What Makes an Perfect Amusement Park Food, According to an Expert

Funnel cakes and fries are perennial hits, but you might be surprised how welcome a strawberry spinach salad can be between coaster rides.

Poutine at an amusement park
Photo: Amy Muschik / EyeEm / Getty Images

I am what they call a roller coaster enthusiast (or nerd, if you want to drop the niceties). I am such an enthusiast that you can show me any picture of a roller coaster, and I can tell you the manufacturer by just the train and track design. Not necessarily impressive since any enthusiast can even decipher a Giovanola from a Bolliger Mabillard. Amusement parks have been a huge part of my life since childhood. At the age of 15, I started my "thrill tenure" working at the Dippin' Dots stand, and I persisted seven years later. I grew to have a slightly unsettling obsession with park operations. I was even a ride operator for an inverted B&M at "America's roller coast," Cedar Point in Sandusky, OH. I was also a supervisor in the food services department, and I saw the ins and outs of amusement park food fare.

Not to brag, but I created a wrap with chicken and strawberries — weird but good. It was a hit and it sold like funnel cakes (get it?). Amusement park food, once upon a time, was not really alluring. You had your typical funnel cake, elephant ear, cotton candy, or anything fried. Amusement parks have been stepping up their game with their dining options, but they would be foolish to take away the OG's. Bigger theme park chains may employ executive chefs across their parks with inventive menus, but the biggest test is the acceptance of the general public (GP in park nerd terms). What essentially makes any amusement park dish a hit, isn't necessarily a science, but it's a compilation of sorts.

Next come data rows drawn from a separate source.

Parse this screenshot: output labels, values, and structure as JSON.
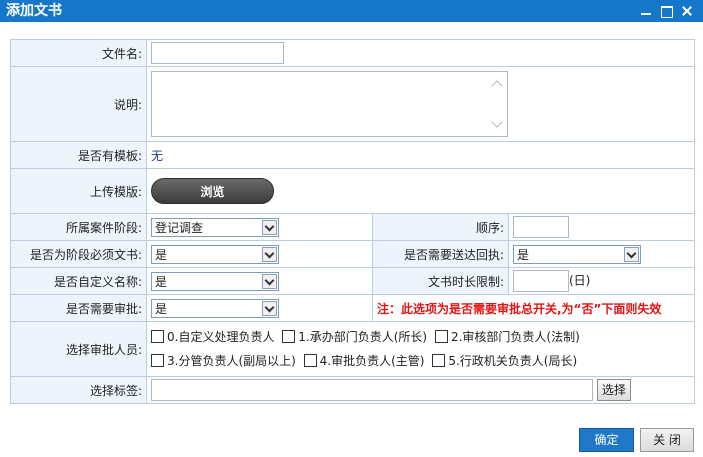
{
  "dialog": {
    "title": "添加文书",
    "controls": {
      "minimize": "minimize-icon",
      "maximize": "maximize-icon",
      "close": "close-icon"
    }
  },
  "form": {
    "filename": {
      "label": "文件名:",
      "value": ""
    },
    "description": {
      "label": "说明:",
      "value": ""
    },
    "has_template": {
      "label": "是否有模板:",
      "value": "无"
    },
    "upload_template": {
      "label": "上传模版:",
      "button": "浏览"
    },
    "case_stage": {
      "label": "所属案件阶段:",
      "value": "登记调查"
    },
    "order": {
      "label": "顺序:",
      "value": ""
    },
    "stage_required": {
      "label": "是否为阶段必须文书:",
      "value": "是"
    },
    "need_receipt": {
      "label": "是否需要送达回执:",
      "value": "是"
    },
    "custom_name": {
      "label": "是否自定义名称:",
      "value": "是"
    },
    "time_limit": {
      "label": "文书时长限制:",
      "value": "",
      "unit": "(日)"
    },
    "need_approval": {
      "label": "是否需要审批:",
      "value": "是",
      "note": "注：此选项为是否需要审批总开关,为“否”下面则失效"
    },
    "approvers": {
      "label": "选择审批人员:",
      "options": [
        {
          "text": "0.自定义处理负责人",
          "checked": false
        },
        {
          "text": "1.承办部门负责人(所长)",
          "checked": false
        },
        {
          "text": "2.审核部门负责人(法制)",
          "checked": false
        },
        {
          "text": "3.分管负责人(副局以上)",
          "checked": false
        },
        {
          "text": "4.审批负责人(主管)",
          "checked": false
        },
        {
          "text": "5.行政机关负责人(局长)",
          "checked": false
        }
      ]
    },
    "tags": {
      "label": "选择标签:",
      "value": "",
      "button": "选择"
    }
  },
  "footer": {
    "ok": "确定",
    "close": "关 闭"
  },
  "colors": {
    "titlebar": "#1577c9",
    "label_bg": "#eef4fb",
    "border": "#bccbe0",
    "note": "#e01515",
    "ok_button": "#1f78c8"
  }
}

The following elements are all indicators of a perfect amusement park dish.

It's easily replicable.

The majority of a parks' workforce is between the ages of 16 and 18. Menu items have to be easily replicable that even the most novice cooks can understand. Teenagers may not necessarily possess the most robust cooking knowledge. I once had an employee who served paper to a customer (was unaware of parchment paper between cheese slices). As a previous supervisor, I had the luxury of training teenagers on how to use a deep fryer or a flattop as well as teaching them how to hold a knife. After a few test runs, they eventually get it.

Kings Dominion has added a new themed area, X-Pedition Base Camp, where a venue is dedicated to just loaded French fries. Deep-frying doesn't require culinary school, however, cleaning one should because that is something that is not taught enough.

It's inexpensive to make.

Amusement parks make a lot of profit from dining. Have you seen their prices? Sixteen bucks for a hotdog and fries combo is steep. The inevitable, "That's a lot for a hot dog!" is correct. Inexpensive ingredients can be bought in bulk and are easily expendable. Funnel cake is literally flour, sugar, baking powder, and water. It costs pennies to produce. Slap some hot fudge and whipped cream, and the markup is in the double digits. I had a boss who almost discontinued glazed walnuts in a salad because it was too expensive to procure.

It should be seasonal.

Our pineapple pico de gallo and the strawberry spinach salad were hits. Fresh produce is always a way to entice any consumer, especially the parents. We all know parents are the spenders, and are likely to want a fresh option for their kids besides the usual fried and sweet offerings. Fresh fruit cups are popping up on menus because of this. It also doesn't hurt that the seasonal produce adds a bit of horticulture to the park.

There should be an Insta-factor.

Back when I was working at parks, Instagram was not what it is today and TikTok was not even a thing. I hail from the era of Vine, and the only indication of any smartphone capability was the Blackberry. Food culture has exploded on social media, and it has made its way in the theme park industry. Parks across the nation are adding items that are "Insta-worthy." Hersheypark and Six Flags have top-heavy — and difficult to eat — milkshakes that would be any influencer's muse.

Adults-only options are welcome.

Adults were once forgotten on the menu front. I guess family-oriented entertainment spaces put all of the eggs in the children's basket. I am not a parent, but I have witnessed parents buy lunch for their family and nine times out of 10, they choose what the kids want. Parks are now providing the "drop your kids off, and enjoy yourself" offerings. More cocktail-driven menus are now beckoning. Busch Gardens just opened a new speakeasy this year, along with a new roller coaster attraction.

So now that we have the formula for the perfect amusement park dish, would a hot dog topped with pineapple pico de gallo, with a side of loaded fries, and a spiked lemonade work for mom? It is not always definitive. Like anything, it takes trial and error. What I can say is that the pineapple pico de gallo-topped hot dog will do well somewhere by the ride photo kiosk.